Not until 2010 did HMV open a digital music store. By then, of course, the company was far too late to the party, and in January 2013 it went into receivership.
HMV’s story is a classic example of what is known in the management literature as an escalation of commitment: holding on too long to a strategy that was once successful. Of course, many factors can contribute to the failure of a specific company, but in nearly every academic case study on the demise of a former leader in its industry, escalation was shown to play a major role. Nokia’s failure, for example, which has been well documented, was to a large extent caused by the company’s continued investment in its proprietary operating system even as Android and iOS were dominating the market.

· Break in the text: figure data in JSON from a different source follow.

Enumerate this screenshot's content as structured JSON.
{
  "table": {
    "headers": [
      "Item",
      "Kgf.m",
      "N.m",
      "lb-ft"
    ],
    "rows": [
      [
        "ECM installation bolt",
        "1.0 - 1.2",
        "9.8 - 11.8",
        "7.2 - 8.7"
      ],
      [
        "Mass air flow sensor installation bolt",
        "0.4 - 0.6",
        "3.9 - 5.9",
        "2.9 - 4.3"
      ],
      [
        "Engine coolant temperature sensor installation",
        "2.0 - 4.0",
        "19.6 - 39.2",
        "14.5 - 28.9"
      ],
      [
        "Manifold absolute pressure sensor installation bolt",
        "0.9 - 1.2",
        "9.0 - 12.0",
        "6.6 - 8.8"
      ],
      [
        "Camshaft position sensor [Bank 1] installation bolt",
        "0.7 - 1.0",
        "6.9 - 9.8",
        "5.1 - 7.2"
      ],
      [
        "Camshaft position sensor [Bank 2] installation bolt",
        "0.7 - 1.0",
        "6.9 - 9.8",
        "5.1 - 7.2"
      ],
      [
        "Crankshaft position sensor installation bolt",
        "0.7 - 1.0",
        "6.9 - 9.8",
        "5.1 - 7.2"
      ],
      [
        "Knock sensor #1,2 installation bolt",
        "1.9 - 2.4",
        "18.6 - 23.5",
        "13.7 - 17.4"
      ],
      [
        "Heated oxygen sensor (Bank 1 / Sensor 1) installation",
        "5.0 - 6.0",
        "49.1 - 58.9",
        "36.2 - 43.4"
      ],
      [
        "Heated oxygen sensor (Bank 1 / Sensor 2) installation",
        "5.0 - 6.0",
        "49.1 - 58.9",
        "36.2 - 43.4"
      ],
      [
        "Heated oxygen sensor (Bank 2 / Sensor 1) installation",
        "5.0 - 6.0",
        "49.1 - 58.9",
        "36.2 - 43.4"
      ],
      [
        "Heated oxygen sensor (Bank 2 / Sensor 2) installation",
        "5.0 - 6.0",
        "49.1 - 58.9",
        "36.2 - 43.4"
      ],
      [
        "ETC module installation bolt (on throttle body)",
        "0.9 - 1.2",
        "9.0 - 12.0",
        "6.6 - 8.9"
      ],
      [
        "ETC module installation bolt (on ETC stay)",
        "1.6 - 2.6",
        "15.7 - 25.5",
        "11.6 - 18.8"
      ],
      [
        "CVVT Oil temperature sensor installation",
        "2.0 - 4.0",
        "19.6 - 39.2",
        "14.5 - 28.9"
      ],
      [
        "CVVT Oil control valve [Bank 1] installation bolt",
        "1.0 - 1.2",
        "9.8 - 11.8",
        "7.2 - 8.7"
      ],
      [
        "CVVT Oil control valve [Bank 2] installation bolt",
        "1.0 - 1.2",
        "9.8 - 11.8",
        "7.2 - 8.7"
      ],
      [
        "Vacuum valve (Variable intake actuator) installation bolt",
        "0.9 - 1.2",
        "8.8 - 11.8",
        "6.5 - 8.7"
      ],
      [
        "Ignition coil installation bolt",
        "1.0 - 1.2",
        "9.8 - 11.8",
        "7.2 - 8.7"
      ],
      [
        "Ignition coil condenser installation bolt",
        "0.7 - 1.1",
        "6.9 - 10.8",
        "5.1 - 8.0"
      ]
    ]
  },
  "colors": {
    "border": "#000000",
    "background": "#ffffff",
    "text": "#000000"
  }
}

Once escalation takes hold, it can be difficult to reverse, but you can reduce the chances of falling into that trap. The psychological and sociological dynamics underlying escalation have been researched by one of us (Sivanathan) and countless other scholars from many academic perspectives; in the following pages we draw on this rich body of work to offer tried and proven organizational rules to help managers design their decision-making processes. But first we’ll look at the causes of escalation.
Why It Happens
Escalation of commitment is deeply rooted in the human brain. In a classic experiment, two groups of participants were asked whether they would be willing to invest $1 million to develop a stealth bomber. The first group was asked to assume that the project had not yet been launched and that a rival company had already developed a successful (and superior) product. Unsurprisingly, only 16.7% of those participants opted to commit to the funding.
The second group was asked to assume that the project was already 90% complete. Its members, too, were told that a competitor had developed a superior product. This time 85% opted to commit the resources to complete the project.
These results underscore the fact that people tend to stick to an existing course of action, no matter how irrational. The project’s likely outcome was identical for both groups. Because a competitor had beaten the company to the market with a superior product, the new product was almost bound to fail. The only difference between the two situations was the timing of the question: before commitment to the project versus when it was nearing completion.
What exactly is going on? Research has identified a number of mutually reinforcing biases that collectively explain why people’s judgment may be swayed by a prior commitment to a course of action. The six most important are:
The sunk cost fallacy.
This bias is well known in management literature. When making investment decisions, people often factor in costs they have already incurred. If they abandon a project, those costs won’t be recovered. Their hope is that if the project continues, the costs can be recouped, vindicating earlier decisions to invest. But a rational decision maker will look only at future costs, not at past ones.
This bias, too, is well established. If withdrawing from a course of action implies certain and immediate losses, decision makers often prefer to allocate more resources to continue with it—despite low expected returns—if they see any chance of turning the situation around.
The illusion of control.
This bias clearly reinforces the previous two: People habitually overestimate their ability to control the future. In one experiment two groups of participants bought lottery tickets for $1. One group was assigned random lottery numbers and asked at what price they would be prepared to sell their tickets. The average answer was $1.96. The second group, whose members were allowed to pick their numbers, wanted at least $8.67. Prior success—as in HMV’s case—tends to amplify the illusion; people are quick to take credit for the outcomes of decisions and also confuse having correctly predicted the future with having made it happen.
Preference for completion.
A wealth of psychological experimentation suggests that people have an inherent bias toward completing tasks—whether that means finishing a plate of food or seeing a project through.